Re: netfilter digest, Vol 1 #570

Linux Netfilter discussions
 help / color / mirror / Atom feed

* Re: netfilter digest, Vol 1 #570 - 12 msgs
       [not found] <20030201232700.1610.60138.Mailman@kashyyyk>
@ 2003-02-02  0:20 ` Ian Batterbee
  2003-02-02 12:31   ` Robert Vazan
  0 siblings, 1 reply; 2+ messages in thread
From: Ian Batterbee @ 2003-02-02  0:20 UTC (permalink / raw)
  To: netfilter, Robert Vazan

>Date: Sat, 1 Feb 2003 17:00:41 +0100
>To: netfilter@lists.netfilter.org
>Subject: How does squid know original destination?
>From: Robert Vazan <robertvazan@host.sk>
>
>If I forward intranet -> internet connections to a proxy program, how do
>I discover from within my proxy what was original internet destination?
>My manpage for getsockopt says that NAT options aren't documented yet,
>so I guess getsockopt is used for this? If so, where can I find some
>documentation? Programming is one side, but how does this look on
>network? Does it work only locally or is there some TCP option attached 
>to SYN packet? Is the information transmitted by other means, like
>separate connection for accounting data? I know that squid does it, but
>I don't know how. I couldn't find a single resource for programmers on
>netfiler website, maybe it is impossible and I just overestimated squid?

In short, in exactly the same way it would know if you were using squid as a specifically defined proxy, and not as a transparent one.

The HTTP request that your broswer makes looks something like this (I've removed a few lines that aren't relevant here - like Accept-Encoding etc etc):

GET / HTTP/1.1
Host: www.google.co.nz
User-Agent: Mozilla/5.0 (Windows; U; Windows NT 5.0; en-US; rv:1.2b) Gecko/20021016
Keep-Alive: 300
Connection: keep-alive

The important line here is the "Host:" line, ie, the browser puts the name of the site it wants to connect to as part of the HTTP request. The actual IP address that your browser sends the request to is largely irrelevant, as long as there is a host there that can service your browser's request.
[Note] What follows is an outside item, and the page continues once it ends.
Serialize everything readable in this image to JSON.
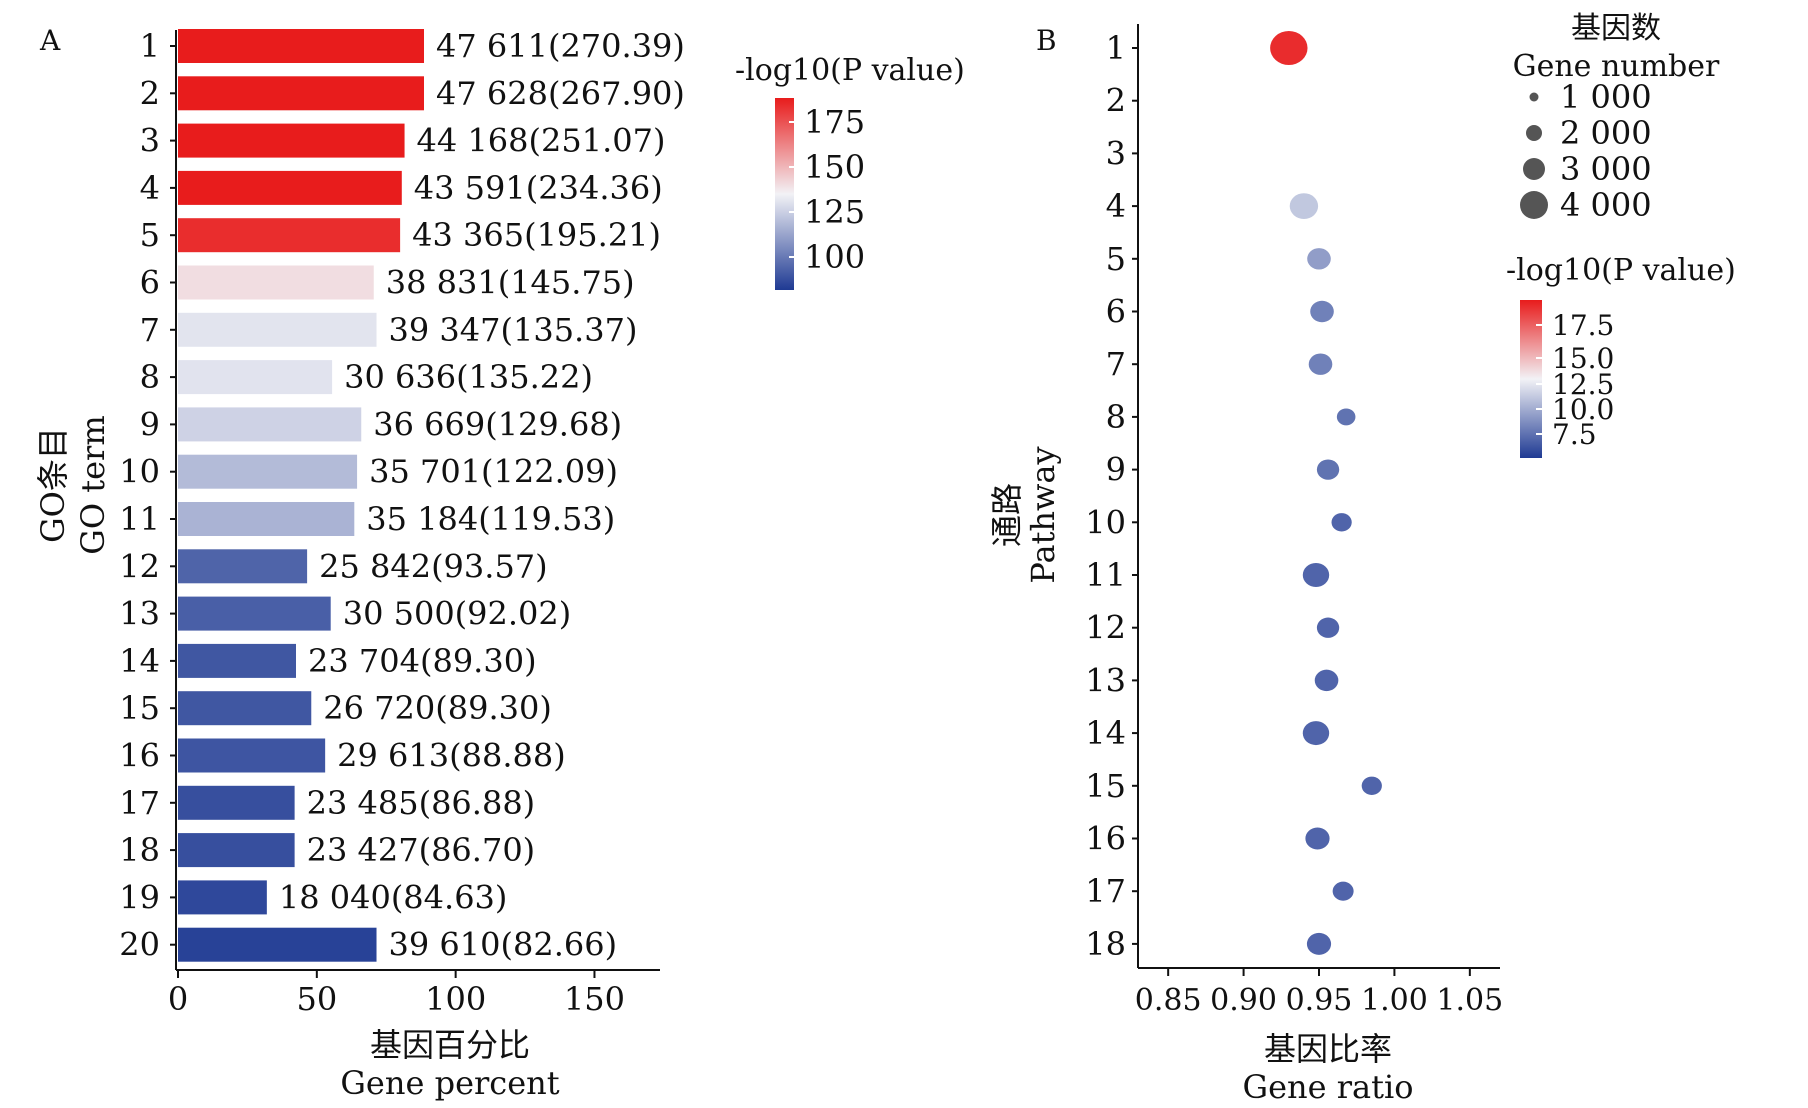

There is an exception though - the old HTTP version 1.0.  In 1.0, the request is just a single line - ie, the GET line. In this situation, the receiving host must assume that the request is for it. This means that HTTP 1.0 browsers can not to told use a proxy, nor can they be transparently proxied unless the transparent proxy rewrites the request to HTTP/1.1 right before it changes the destination IP, waits and tracks the reply, and and then rewrites the result in HTTP/1.0 before sending it back to the browser... and all that would require far more effort than it deserves.

With HTTP 1.1, the Host is explicitely defined in the request, as are several other things. This allows multiple (virtual) webservers to be runing on the same IP/port address, and for a host receiving the request to act like a cache/proxy without the browser knowing about it.

Normally, a broswer will do a DNS lookup, and send the request to the IP address that the host resolves to. When you tell your browser to use a http proxy, all it changes is the IP address it sends the request to (for the picky types, there is a a slight change to the GET line too). The DNAT process for transparent proxying does the same thing - it just changes the destination IP address. 

Squid needs to be specifically told in the configuration when it is being used in transparent mode - this is due to the change to the GET line I mentioned. You can read the squid documentation at http://www.squid-cache.org/ if you really want that level of detail.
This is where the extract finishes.